Nawaz Sharif, Pakistan's three-time prime minister who could not complete a single full term, was surprised by the country's Supreme Court's directive to allow former president Pervez Musharraf to contest the July 25 general elections on the condition that he would appear before the court in Lahore in person on June 13 to attend the court's hearing, the Dawn reported.
On Thursday, June 7, a three-judge bench headed by Chief Justice Mian Saqib Nisar took up Musharraf's plea against his lifelong disqualification by the Peshawar High Court ahead of the election in 2013.
The high court gave the decision in view of a 2009 verdict under which the imposition of emergency in November 2007 was declared to be illegal.
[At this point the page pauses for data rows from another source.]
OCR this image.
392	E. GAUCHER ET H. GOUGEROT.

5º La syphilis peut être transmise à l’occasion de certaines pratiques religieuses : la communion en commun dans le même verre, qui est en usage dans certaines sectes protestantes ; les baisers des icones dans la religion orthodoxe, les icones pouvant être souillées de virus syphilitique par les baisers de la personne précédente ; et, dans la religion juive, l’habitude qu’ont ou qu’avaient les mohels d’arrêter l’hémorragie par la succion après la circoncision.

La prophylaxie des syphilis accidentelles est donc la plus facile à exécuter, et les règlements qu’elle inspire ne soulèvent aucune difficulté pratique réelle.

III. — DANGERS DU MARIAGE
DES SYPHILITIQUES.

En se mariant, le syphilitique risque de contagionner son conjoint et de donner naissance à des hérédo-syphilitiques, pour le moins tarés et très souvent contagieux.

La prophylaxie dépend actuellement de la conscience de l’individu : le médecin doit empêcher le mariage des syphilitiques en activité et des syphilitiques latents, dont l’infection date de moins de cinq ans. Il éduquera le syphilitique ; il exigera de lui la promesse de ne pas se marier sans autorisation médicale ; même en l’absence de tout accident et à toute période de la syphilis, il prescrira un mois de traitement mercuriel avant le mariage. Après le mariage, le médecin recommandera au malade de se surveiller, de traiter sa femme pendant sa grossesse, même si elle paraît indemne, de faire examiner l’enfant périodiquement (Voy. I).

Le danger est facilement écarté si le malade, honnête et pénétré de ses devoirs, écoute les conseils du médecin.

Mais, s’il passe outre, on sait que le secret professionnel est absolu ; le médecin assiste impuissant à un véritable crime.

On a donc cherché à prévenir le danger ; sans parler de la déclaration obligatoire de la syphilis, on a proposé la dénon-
The former army chief's nomination papers for a Karachi seat in that election was scrapped by the election authorities following the court's verdict.
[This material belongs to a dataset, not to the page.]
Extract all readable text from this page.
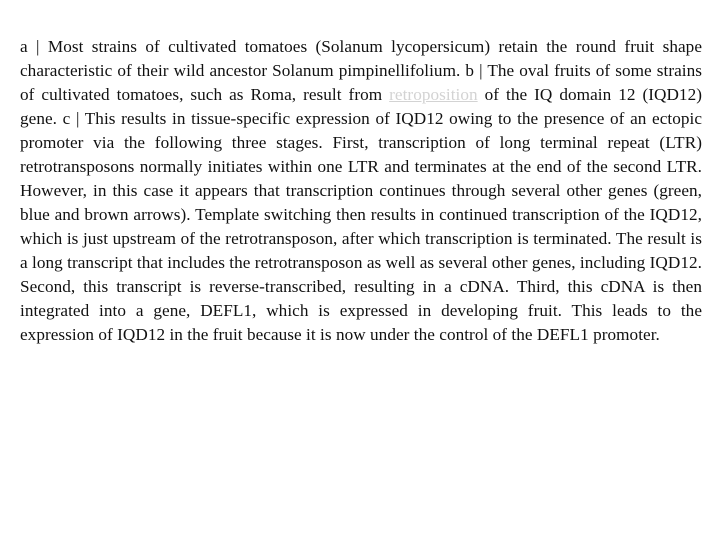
a | Most strains of cultivated tomatoes (Solanum lycopersicum) retain the round fruit shape characteristic of their wild ancestor Solanum pimpinellifolium. b | The oval fruits of some strains of cultivated tomatoes, such as Roma, result from retroposition of the IQ domain 12 (IQD12) gene. c | This results in tissue-specific expression of IQD12 owing to the presence of an ectopic promoter via the following three stages. First, transcription of long terminal repeat (LTR) retrotransposons normally initiates within one LTR and terminates at the end of the second LTR. However, in this case it appears that transcription continues through several other genes (green, blue and brown arrows). Template switching then results in continued transcription of the IQD12, which is just upstream of the retrotransposon, after which transcription is terminated. The result is a long transcript that includes the retrotransposon as well as several other genes, including IQD12. Second, this transcript is reverse-transcribed, resulting in a cDNA. Third, this cDNA is then integrated into a gene, DEFL1, which is expressed in developing fruit. This leads to the expression of IQD12 in the fruit because it is now under the control of the DEFL1 promoter.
On Thursday, the chief justice of Pakistan said if Musharraf submitted his nomination, it would be received but added that its fate would be determined by the final outcome in the ongoing case.
Sharif, whose second term was cut short by Musharraf's coup in 1999, could not believe the court's decision and told the media on Friday that it was beyond comprehension that the former army chief was permitted to contest the elections, the Dawn report added.
"How could the chief justice extend such an offer to someone accused of high treason?" Sharif said, as per Dawn.
"Is there any law which can empower someone sitting in a high office to give assurance to a military dictator who is facing a high treason case, the Akbar Bugti murder case, the Benazir murder case, judges' detention case and was involved in Lal Masjid operation?" Sharif further asked, according to the report.
He also raked up the issue of his disqualification, saying the same judiciary barred him from holding an office in his own party - the Pakistan Muslim League(Nawaz), ousted him from the post of the prime minister and also stopped him from contesting elections forever.
He also said that the entire country was surprised to see how the judiciary could soften rules for somebody accused of high treason. He said while Musharraf's case was treated with a relaxation, his own plea for three days of exemption from appearing in the court to visit his ailing wife Kulsoom Nawaz was rejected, the Dawn report said.